Newman Farm Boathouses are located at the eastern most section of Newman Farm, off Lochside Drive. A gravel parking lot opens on to a small field, which is open to the public. At the beach access, stairs were rebuilt, providing access to the foreshore of Ferguson Cove and alowing the public to look into the Newman boathouses.
Hagan Bight is a short walk to a beauitful view point great for wildlife watching.
Oak Haven Park (summit pictured on the right) is a beautiful 10.20-hectare hilltop park is located south of Benvenuto Avenue, between Wallace Drive and West Saanich Road. A 15-minute hike to the summit rewards the visitor with spectacular views of Saanich Inlet, Peninsula farmland, Sidney and James Islands. Late winter/early spring brings an amazing bloom of wild flowers, including: satin flower, camas, shooting star, harvest brodiaea, nodding onion, and red columbine, to name a few. In recent years, the District entered into a conservation covenant with Habitat Acquisiton Trust (HAT) and the Land Conservancy of BC to ensure the long-term protection of this Garry oak ecosystem.
Centennial Park is a 18.42 hectare community park, located in the 7500 block of Wallace Drive, in Saanichton. The park has interconnected walking trails; natural areas and Graham Creek flows along the western boundary.
Butterfield Park is a historical 13-acre property at 8000 Thomson Place, off Mt. Newton Cross Road.
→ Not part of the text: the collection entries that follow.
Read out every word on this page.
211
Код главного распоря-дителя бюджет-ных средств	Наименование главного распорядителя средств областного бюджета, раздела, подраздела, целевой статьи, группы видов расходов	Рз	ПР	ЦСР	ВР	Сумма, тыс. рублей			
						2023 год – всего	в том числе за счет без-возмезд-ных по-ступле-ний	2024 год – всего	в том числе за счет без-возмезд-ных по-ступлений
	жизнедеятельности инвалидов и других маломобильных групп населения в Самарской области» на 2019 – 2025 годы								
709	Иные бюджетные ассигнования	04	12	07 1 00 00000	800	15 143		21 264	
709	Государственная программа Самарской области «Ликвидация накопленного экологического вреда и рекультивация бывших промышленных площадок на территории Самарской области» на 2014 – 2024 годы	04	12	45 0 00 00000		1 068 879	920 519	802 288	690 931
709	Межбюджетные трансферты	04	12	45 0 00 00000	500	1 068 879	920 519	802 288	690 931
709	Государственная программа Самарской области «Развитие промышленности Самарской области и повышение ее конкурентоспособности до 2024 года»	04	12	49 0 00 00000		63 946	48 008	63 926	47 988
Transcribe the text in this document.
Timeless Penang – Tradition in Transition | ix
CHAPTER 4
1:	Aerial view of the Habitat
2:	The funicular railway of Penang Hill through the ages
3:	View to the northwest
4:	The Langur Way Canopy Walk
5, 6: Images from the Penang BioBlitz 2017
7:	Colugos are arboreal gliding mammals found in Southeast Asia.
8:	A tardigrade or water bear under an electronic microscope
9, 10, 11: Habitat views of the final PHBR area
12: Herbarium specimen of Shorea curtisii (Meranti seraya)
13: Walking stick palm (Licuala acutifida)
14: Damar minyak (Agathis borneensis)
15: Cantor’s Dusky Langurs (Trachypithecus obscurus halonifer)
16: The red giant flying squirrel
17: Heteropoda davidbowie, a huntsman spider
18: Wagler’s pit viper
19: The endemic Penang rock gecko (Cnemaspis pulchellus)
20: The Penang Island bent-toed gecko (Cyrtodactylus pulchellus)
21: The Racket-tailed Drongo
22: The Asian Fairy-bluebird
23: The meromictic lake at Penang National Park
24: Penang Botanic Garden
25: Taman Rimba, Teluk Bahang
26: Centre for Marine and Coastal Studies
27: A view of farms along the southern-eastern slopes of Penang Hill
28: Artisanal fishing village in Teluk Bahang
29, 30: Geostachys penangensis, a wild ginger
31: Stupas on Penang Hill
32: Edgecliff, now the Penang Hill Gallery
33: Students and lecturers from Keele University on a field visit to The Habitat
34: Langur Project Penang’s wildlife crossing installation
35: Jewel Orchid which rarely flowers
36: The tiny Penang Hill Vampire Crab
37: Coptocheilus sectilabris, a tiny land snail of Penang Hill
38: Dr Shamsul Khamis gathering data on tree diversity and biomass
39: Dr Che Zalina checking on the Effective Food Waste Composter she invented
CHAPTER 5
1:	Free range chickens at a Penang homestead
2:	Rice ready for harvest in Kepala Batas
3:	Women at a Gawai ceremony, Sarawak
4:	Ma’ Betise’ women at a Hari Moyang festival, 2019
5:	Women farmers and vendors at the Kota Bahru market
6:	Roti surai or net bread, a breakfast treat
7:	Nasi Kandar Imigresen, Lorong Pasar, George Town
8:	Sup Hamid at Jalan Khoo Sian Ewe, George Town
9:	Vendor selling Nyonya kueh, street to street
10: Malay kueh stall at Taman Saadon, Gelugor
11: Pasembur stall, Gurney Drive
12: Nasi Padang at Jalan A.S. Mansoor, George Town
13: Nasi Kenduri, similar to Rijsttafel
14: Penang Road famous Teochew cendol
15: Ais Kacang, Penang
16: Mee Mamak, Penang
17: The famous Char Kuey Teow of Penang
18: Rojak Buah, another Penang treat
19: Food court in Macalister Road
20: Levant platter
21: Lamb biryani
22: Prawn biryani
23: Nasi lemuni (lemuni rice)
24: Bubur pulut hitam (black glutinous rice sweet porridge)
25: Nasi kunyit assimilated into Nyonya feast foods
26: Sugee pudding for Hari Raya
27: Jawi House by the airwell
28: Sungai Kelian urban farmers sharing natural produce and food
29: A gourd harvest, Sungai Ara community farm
This property has a beautiful natural landscape and a small loop trail, but limited parking.
Browns’ Wood Trail begins at 8069 Thomson Place and provides an east-west connection between the Thunderbird Trail (also known as the Gail Wicken’s Trail) and Thomson Place, on the southern slopes of Mount Newton. Winding through one of the most pristine forested landscapes in the community, it is now possible to hike (almost) entirely off-road between Butterfield Park and John Dean Provincial Park. It was Central Saanich residents Dorothy and Bill Brown’s fervent wish that future generations enjoy the exceptional beauty of their land, which led them to donating the public trail corridor through their property.
Gowlland Tod Provincial Park is located on the east side of Saanich Inlet and offers access to three parks: Tod Inlet, Mackenzie Bight and Caleb Pike.The Tod Inlet access is located near Brentwood Bay, off Wallace Drive; Mackenzie Bight access is located off Ross Durrance Road, off Willis Point Road; the Caleb Pike access is on Caleb Pike Road, off Millstream Road near Langford. Gowlland Tod Park can also be accessed by boat via Tod Inlet. This park has more than 25 km of hiking trails, including multi-use trails for hiking, horseback riding and mountain biking.
Lochside Regional Trail follows the roadbed of the old CN Railway, roughly parallel to Highway 17, and passes through Central Saanich, North Saanich, Saanich ,and Sidney and all the way to Victoria. Much of the Central Saanich portion of the trails are through open farmland, and it has various points of interest, including a family of pigs, a model airplane field, a dog training facility, active farm areas, and a farm market. You can walk, cycle, run, or even ride a horse through the rural sections.